Leveraging Machine Learning and Real-World Data to Predict Chronic Obstructive Pulmonary Disease Exacerbations.
Reynold A Panettieri, Jason Roy, Natalia Gontarczyk Uczkowski, Allison Tyler, Jason Attanucci, Thomas G O'Riordan, Kristin Kahle-Wrobleski
Abstract
Open AccessBackground: Previously, we reported that applying artificial intelligence and natural language processing to electronic health record (EHR) data can identify patients at risk of chronic obstructive pulmonary disease (COPD) exacerbations, based on clinical attributes identified in COPDGene. Purpose: Building on these data and using real-world data, we established a predictive model for identifying patients at risk of COPD exacerbations within 24 months of their initial COPD diagnosis. Methods: Structured and unstructured data were obtained from Epic EHR data. Summary statistics for independent variables, including age, gastroesophageal reflux disease, coronary artery disease, congestive heart failure, cor pulmonale, asthma, dyspnea, smoking status, number of comorbidities, and blood eosinophil counts, were calculated.
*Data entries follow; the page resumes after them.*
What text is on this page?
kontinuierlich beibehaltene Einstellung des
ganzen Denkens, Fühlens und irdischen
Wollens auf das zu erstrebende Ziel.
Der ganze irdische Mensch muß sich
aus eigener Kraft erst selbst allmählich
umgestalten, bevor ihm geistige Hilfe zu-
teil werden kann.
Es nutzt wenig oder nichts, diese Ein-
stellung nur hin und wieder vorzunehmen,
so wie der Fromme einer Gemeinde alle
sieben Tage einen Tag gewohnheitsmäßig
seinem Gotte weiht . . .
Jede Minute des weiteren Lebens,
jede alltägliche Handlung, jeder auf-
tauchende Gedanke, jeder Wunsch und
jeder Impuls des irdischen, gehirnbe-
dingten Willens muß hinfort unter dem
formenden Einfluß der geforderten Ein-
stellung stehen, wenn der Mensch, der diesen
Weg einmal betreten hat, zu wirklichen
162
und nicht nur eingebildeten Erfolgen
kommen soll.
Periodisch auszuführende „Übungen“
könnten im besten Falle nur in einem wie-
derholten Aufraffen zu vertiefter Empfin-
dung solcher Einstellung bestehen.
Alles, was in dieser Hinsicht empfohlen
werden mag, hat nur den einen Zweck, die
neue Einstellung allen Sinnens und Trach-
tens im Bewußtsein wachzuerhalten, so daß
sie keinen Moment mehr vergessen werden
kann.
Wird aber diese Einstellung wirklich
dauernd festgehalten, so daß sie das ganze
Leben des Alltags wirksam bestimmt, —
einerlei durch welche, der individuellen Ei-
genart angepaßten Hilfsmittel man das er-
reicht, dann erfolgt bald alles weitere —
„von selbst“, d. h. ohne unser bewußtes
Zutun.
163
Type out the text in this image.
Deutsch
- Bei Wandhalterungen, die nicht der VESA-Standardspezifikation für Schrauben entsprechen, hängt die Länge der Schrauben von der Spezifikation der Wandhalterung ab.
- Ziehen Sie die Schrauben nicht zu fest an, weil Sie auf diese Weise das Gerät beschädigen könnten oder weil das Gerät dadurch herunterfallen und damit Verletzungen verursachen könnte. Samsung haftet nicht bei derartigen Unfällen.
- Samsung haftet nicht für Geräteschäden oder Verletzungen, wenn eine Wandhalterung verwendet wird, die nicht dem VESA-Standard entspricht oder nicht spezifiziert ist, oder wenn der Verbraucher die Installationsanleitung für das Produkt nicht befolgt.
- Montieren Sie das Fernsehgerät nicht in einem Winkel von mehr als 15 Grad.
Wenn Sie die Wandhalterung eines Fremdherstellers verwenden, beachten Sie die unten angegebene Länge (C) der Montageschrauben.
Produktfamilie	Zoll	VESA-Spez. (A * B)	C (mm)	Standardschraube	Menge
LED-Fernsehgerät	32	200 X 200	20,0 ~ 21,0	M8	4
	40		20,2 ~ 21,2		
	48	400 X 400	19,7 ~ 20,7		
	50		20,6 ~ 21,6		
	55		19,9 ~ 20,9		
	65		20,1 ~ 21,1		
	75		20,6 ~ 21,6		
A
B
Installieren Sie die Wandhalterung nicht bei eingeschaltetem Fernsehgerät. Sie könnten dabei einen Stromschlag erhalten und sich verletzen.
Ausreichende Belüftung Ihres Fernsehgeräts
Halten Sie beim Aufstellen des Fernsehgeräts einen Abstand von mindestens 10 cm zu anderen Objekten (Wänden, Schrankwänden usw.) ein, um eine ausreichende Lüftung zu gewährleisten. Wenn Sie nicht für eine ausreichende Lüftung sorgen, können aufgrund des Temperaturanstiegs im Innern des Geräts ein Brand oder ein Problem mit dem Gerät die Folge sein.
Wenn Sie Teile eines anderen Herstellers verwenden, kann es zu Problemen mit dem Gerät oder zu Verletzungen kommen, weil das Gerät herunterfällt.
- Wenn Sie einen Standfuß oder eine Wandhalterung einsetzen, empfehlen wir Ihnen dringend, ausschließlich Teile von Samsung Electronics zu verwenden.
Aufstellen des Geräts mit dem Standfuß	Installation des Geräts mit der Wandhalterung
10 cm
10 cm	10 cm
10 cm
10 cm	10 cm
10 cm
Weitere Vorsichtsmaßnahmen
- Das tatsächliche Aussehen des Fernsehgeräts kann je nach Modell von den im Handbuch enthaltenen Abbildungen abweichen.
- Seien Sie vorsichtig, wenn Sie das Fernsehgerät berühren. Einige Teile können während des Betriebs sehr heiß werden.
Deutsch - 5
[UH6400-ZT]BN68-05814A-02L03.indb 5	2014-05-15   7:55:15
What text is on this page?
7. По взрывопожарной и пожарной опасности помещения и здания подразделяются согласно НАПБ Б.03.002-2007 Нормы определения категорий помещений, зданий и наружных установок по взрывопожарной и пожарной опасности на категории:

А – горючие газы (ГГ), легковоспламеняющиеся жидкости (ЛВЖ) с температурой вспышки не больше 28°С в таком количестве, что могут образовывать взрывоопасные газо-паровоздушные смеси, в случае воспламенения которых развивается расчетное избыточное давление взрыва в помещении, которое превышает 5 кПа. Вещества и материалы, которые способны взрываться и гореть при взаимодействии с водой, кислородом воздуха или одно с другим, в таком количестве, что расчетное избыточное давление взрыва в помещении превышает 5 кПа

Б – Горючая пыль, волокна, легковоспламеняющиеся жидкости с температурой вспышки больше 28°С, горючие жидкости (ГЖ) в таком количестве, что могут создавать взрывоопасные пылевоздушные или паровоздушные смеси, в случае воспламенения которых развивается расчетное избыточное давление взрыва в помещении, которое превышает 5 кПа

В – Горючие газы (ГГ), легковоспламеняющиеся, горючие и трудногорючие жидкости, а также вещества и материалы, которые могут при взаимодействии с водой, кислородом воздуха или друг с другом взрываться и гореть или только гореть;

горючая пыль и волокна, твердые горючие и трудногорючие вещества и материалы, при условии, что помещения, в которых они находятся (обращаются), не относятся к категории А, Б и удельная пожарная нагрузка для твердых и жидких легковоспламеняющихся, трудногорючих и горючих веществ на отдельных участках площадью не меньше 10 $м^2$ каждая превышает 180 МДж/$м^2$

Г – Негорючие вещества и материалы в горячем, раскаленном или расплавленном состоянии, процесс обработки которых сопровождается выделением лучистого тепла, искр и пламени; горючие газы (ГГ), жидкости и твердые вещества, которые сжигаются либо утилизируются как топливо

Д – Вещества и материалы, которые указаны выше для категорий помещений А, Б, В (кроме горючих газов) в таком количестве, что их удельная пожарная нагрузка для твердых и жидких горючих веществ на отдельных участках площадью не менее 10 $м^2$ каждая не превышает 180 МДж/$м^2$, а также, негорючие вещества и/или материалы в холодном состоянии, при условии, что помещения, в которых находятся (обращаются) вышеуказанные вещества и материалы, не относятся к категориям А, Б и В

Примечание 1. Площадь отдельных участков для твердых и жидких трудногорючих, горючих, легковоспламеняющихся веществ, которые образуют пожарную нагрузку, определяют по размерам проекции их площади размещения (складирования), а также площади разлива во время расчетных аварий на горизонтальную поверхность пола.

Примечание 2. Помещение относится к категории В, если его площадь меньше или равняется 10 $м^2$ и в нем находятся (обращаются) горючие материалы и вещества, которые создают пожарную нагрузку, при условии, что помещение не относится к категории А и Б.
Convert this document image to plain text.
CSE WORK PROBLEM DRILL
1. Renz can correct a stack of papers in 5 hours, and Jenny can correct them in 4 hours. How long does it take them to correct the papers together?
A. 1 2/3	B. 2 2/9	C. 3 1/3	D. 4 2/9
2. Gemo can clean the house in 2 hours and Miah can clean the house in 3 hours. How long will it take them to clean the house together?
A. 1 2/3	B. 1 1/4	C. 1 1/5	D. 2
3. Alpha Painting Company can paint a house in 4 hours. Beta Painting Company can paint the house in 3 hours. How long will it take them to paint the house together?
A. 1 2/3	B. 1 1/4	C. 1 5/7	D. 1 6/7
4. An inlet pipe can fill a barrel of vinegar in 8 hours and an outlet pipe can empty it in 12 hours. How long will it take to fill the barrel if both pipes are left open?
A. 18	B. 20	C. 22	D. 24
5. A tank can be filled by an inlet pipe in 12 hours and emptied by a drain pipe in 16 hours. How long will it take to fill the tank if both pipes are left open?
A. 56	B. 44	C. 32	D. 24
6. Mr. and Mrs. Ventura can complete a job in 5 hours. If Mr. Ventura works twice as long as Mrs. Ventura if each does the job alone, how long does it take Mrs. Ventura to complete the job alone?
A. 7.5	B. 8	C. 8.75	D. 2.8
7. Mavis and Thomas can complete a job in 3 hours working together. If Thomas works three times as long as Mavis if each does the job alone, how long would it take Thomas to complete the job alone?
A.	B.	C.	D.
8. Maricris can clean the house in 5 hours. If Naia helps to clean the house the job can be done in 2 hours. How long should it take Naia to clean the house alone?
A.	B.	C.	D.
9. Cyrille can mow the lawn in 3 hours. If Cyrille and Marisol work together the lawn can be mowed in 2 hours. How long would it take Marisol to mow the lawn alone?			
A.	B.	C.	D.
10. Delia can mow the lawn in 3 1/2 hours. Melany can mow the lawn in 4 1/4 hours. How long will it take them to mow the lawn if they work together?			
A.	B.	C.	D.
Bivariate associations with COPD exacerbations were calculated using odds ratios and 95% confidence intervals. A multivariable prediction model using the flexible machine-learning approach, Bayesian Additive Regression Trees (BART), was then developed. Model performance was assessed using receiver operating characteristic (ROC) curves and area under the ROC curve (AUC). Results: Of the 3007 patients with COPD as a primary diagnosis, 886 had a COPD exacerbation within 24 months. In the bivariate logistic regression analyses, strong associations (odds ratio >1.5; P <0.05) existed between COPD exacerbation and cor pulmonale, moderate and severe dyspnea, and number of comorbidities (≥4 vs 0). In the BART model, the predictors that were selected most for the branching-tree analyses were eosinophil count, pack years, and moderate dyspnea (in order of most selected). The AUC derived from our BART model was 0.69. Conclusion: Eosinophil count and dyspnea were identified as important predictors of exacerbations. Our data suggest that active monitoring of eosinophil counts and selected patient-reported experiences of dyspnea may identify patients at risk of exacerbations, enabling clinicians to tailor therapies to improve health outcomes among patients with COPD.